The style requires animators to trace over live-action footage to produce a more “realistic” motion. Walking behind Bakshi and Frazetta means plunging into a rotoscoping subculture. Fire and Ice reveled in its aggressive gratuitousness, and The Spine of Night cranks its dial well beyond it. When the swords and axes come out, the heads and the limbs go off. And god damn great gobs and swaths of blood.

If you didn’t have a van, you went out and got one.
The spine of night movie#
The movie was raucous, violent, adolescent, deathly serious, and metal as hell. If you had a van and it wasn’t already rockin’ a Frzaetta mural on the side, it sure as hell was after watching Fire and Ice. In 1983, the two creators came together for Fire and Ice, an animated adventure populated with the worlds, characters, and anatomies celebrated in Frazetta’s paintings.

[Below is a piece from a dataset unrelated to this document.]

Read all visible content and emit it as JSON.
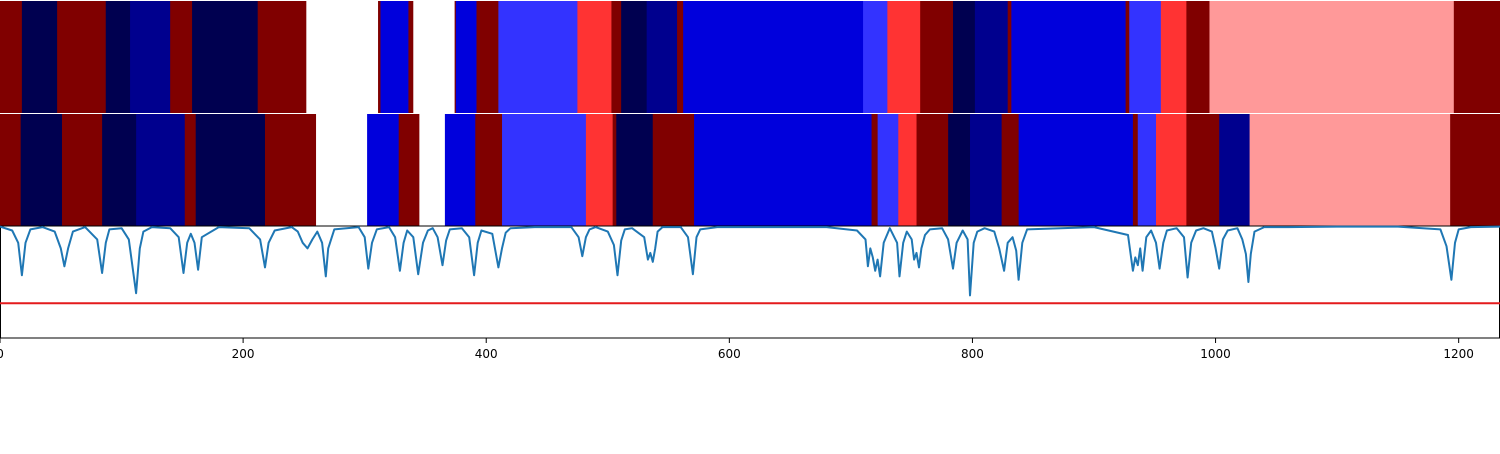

As in, Ralph Bakshi, the notorious adult animator, and Frank Frazetta, the monumental illustrator who birthed Conan the Barbarian’s modern look and brought his Death Dealer to Molly Hatchet. Written and directed by Philip Gelatt and Morgan Galen King, The Spine of Night is attempting to recreate a particular time, place, and vibe-when Ralph met Frank. No? The documentary section is two aisles over. Is your hand already clenched in the sign of the beast? Yes? Continue. The dialogue shot between the two rattles off like Iron Maiden lyrics. At the top, the quivering traveler ( Lucy Lawless) encounters a booming but aged guardian knight ( Richard E. Maybe even after you read the short IMDb synopsis: “Ultra-violent, epic fantasy set in a land of magic, follows heroes from different eras and cultures battling against a malevolent force.” If you press on, you’ll encounter a totally nude woman (well, she does have some skeletal jewelry dangling from her neck and strapped to her forearms) trudging up a snowy mountain. You’ll know if you’re down for The Spine of Night thirty seconds in.